The Green Bay-based Wisconsin Council on Problem Gambling received 12,674 calls for help last year, officials said. Individuals who phoned the hotline are $34,078 in debt on average. Executive Director Rose Blozinski said callers max-out credit cards, drain savings and checking accounts, seek payday loans, borrow from relatives and friends, steal from employers, write bad checks and occasionally rob banks.
Blozinski added the large financial losses lead to other serious problems, such as considering or attempting suicide, bankruptcy and falling significantly behind on house and utility payments. Blozinski gamblers reach the limit on multiple credit cards and don’t have the funds to make regular payments.
“It starts out gradually, just like any addiction. As it progresses, they need more and more money to get that addiction high. Things will get bad for them. It kind of escalates and balloons at one time. They don’t really know how much debt they’re in at first. They don’t make the connection with credit cards. The amount is often higher in six months,” Blozinski said.

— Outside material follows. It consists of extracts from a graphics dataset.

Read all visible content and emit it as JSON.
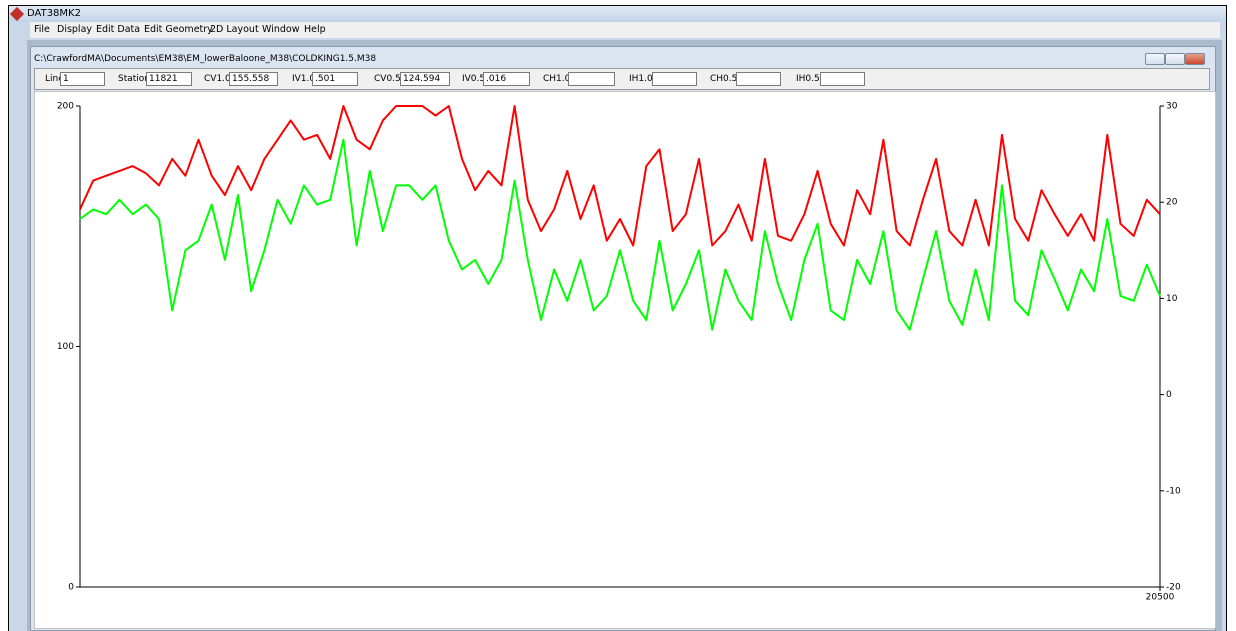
{
  "window": {
    "title": "DAT38MK2"
  },
  "menu": [
    "File",
    "Display",
    "Edit Data",
    "Edit Geometry",
    "2D Layout",
    "Window",
    "Help"
  ],
  "document": {
    "title": "C:\\CrawfordMA\\Documents\\EM38\\EM_lowerBaloone_M38\\COLDKING1.5.M38",
    "fields": [
      {
        "label": "Line",
        "value": "1"
      },
      {
        "label": "Station",
        "value": "11821"
      },
      {
        "label": "CV1.0",
        "value": "155.558"
      },
      {
        "label": "IV1.0",
        "value": ".501"
      },
      {
        "label": "CV0.5",
        "value": "124.594"
      },
      {
        "label": "IV0.5",
        "value": ".016"
      },
      {
        "label": "CH1.0"
      },
      {
        "label": "IH1.0"
      },
      {
        "label": "CH0.5"
      },
      {
        "label": "IH0.5"
      }
    ]
  },
  "chart_data": {
    "type": "line",
    "x": [
      0,
      250,
      500,
      750,
      1000,
      1250,
      1500,
      1750,
      2000,
      2250,
      2500,
      2750,
      3000,
      3250,
      3500,
      3750,
      4000,
      4250,
      4500,
      4750,
      5000,
      5250,
      5500,
      5750,
      6000,
      6250,
      6500,
      6750,
      7000,
      7250,
      7500,
      7750,
      8000,
      8250,
      8500,
      8750,
      9000,
      9250,
      9500,
      9750,
      10000,
      10250,
      10500,
      10750,
      11000,
      11250,
      11500,
      11750,
      12000,
      12250,
      12500,
      12750,
      13000,
      13250,
      13500,
      13750,
      14000,
      14250,
      14500,
      14750,
      15000,
      15250,
      15500,
      15750,
      16000,
      16250,
      16500,
      16750,
      17000,
      17250,
      17500,
      17750,
      18000,
      18250,
      18500,
      18750,
      19000,
      19250,
      19500,
      19750,
      20000,
      20250,
      20500
    ],
    "series": [
      {
        "color": "#ff0000",
        "values": [
          157,
          169,
          171,
          173,
          175,
          172,
          167,
          178,
          171,
          186,
          171,
          163,
          175,
          165,
          178,
          186,
          194,
          186,
          188,
          178,
          200,
          186,
          182,
          194,
          200,
          200,
          200,
          196,
          200,
          178,
          165,
          173,
          167,
          200,
          161,
          148,
          157,
          173,
          153,
          167,
          144,
          153,
          142,
          175,
          182,
          148,
          155,
          178,
          142,
          148,
          159,
          144,
          178,
          146,
          144,
          155,
          173,
          151,
          142,
          165,
          155,
          186,
          148,
          142,
          161,
          178,
          148,
          142,
          161,
          142,
          188,
          153,
          144,
          165,
          155,
          146,
          155,
          144,
          188,
          151,
          146,
          161,
          155
        ]
      },
      {
        "color": "#00ff00",
        "values": [
          153,
          157,
          155,
          161,
          155,
          159,
          153,
          115,
          140,
          144,
          159,
          136,
          163,
          123,
          140,
          161,
          151,
          167,
          159,
          161,
          186,
          142,
          173,
          148,
          167,
          167,
          161,
          167,
          144,
          132,
          136,
          126,
          136,
          169,
          136,
          111,
          132,
          119,
          136,
          115,
          121,
          140,
          119,
          111,
          144,
          115,
          126,
          140,
          107,
          132,
          119,
          111,
          148,
          126,
          111,
          136,
          151,
          115,
          111,
          136,
          126,
          148,
          115,
          107,
          128,
          148,
          119,
          109,
          132,
          111,
          167,
          119,
          113,
          140,
          128,
          115,
          132,
          123,
          153,
          121,
          119,
          134,
          121
        ]
      }
    ],
    "xlim": [
      0,
      20500
    ],
    "xticks": [
      20500
    ],
    "ylim": [
      0,
      200
    ],
    "yticks": [
      0,
      100,
      200
    ],
    "y2lim": [
      -20,
      30
    ],
    "y2ticks": [
      -20,
      -10,
      0,
      10,
      20,
      30
    ]
  }
}
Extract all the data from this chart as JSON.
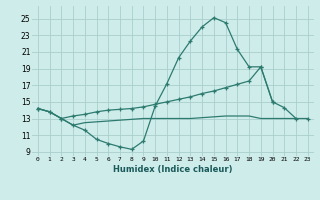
{
  "xlabel": "Humidex (Indice chaleur)",
  "bg_color": "#ceecea",
  "grid_color": "#aacfcc",
  "line_color": "#2d7b6f",
  "xlim": [
    -0.5,
    23.5
  ],
  "ylim": [
    8.5,
    26.5
  ],
  "xticks": [
    0,
    1,
    2,
    3,
    4,
    5,
    6,
    7,
    8,
    9,
    10,
    11,
    12,
    13,
    14,
    15,
    16,
    17,
    18,
    19,
    20,
    21,
    22,
    23
  ],
  "yticks": [
    9,
    11,
    13,
    15,
    17,
    19,
    21,
    23,
    25
  ],
  "line1_x": [
    0,
    1,
    2,
    3,
    4,
    5,
    6,
    7,
    8,
    9,
    10,
    11,
    12,
    13,
    14,
    15,
    16,
    17,
    18,
    19,
    20,
    21,
    22,
    23
  ],
  "line1_y": [
    14.2,
    13.8,
    13.0,
    12.2,
    11.6,
    10.5,
    10.0,
    9.6,
    9.3,
    10.3,
    14.5,
    17.2,
    20.3,
    22.3,
    24.0,
    25.1,
    24.5,
    21.3,
    19.2,
    19.2,
    15.0,
    14.3,
    13.0,
    null
  ],
  "line2_x": [
    0,
    1,
    2,
    3,
    4,
    5,
    6,
    7,
    8,
    9,
    10,
    11,
    12,
    13,
    14,
    15,
    16,
    17,
    18,
    19,
    20,
    21,
    22,
    23
  ],
  "line2_y": [
    14.2,
    13.8,
    13.0,
    13.3,
    13.5,
    13.8,
    14.0,
    14.1,
    14.2,
    14.4,
    14.7,
    15.0,
    15.3,
    15.6,
    16.0,
    16.3,
    16.7,
    17.1,
    17.5,
    19.2,
    15.0,
    null,
    null,
    13.0
  ],
  "line3_x": [
    0,
    1,
    2,
    3,
    4,
    5,
    6,
    7,
    8,
    9,
    10,
    11,
    12,
    13,
    14,
    15,
    16,
    17,
    18,
    19,
    20,
    21,
    22,
    23
  ],
  "line3_y": [
    14.2,
    13.8,
    13.0,
    12.2,
    12.5,
    12.6,
    12.7,
    12.8,
    12.9,
    13.0,
    13.0,
    13.0,
    13.0,
    13.0,
    13.1,
    13.2,
    13.3,
    13.3,
    13.3,
    13.0,
    13.0,
    13.0,
    13.0,
    13.0
  ]
}
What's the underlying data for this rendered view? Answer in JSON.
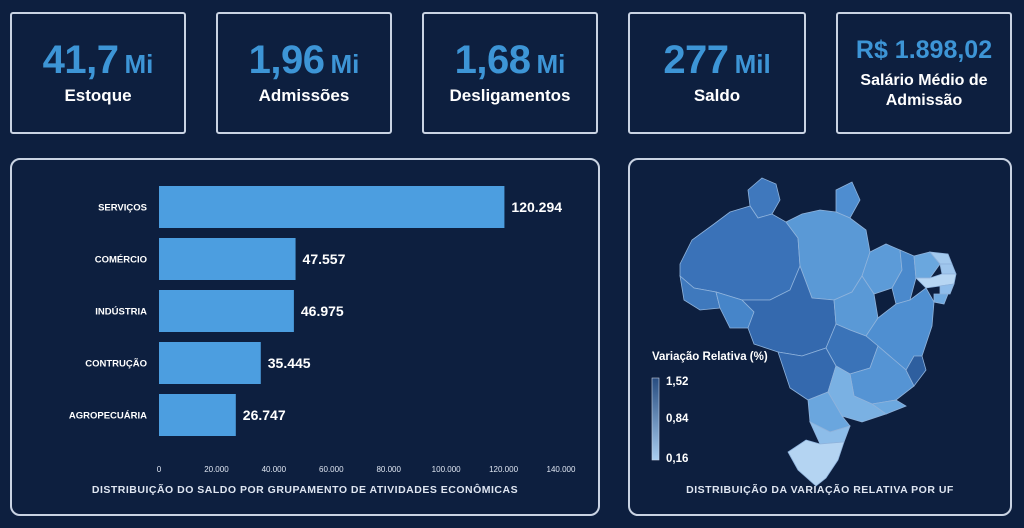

The Wisconsin Council on Problem Gambling focuses on adults but also has developed an outreach program for high school students. The program targets individuals with an interest in gambling at a young age. Outreach Coordinator Sara Hungerford said 550 students had been through the program as of March 1 and last year 12,330 were exposed to it. She said teenagers make “personal bets” and also wager on video games plus poker. Hungerford said one of her main concerns about teen betting “is that it continues into adulthood and becomes a bigger problem.”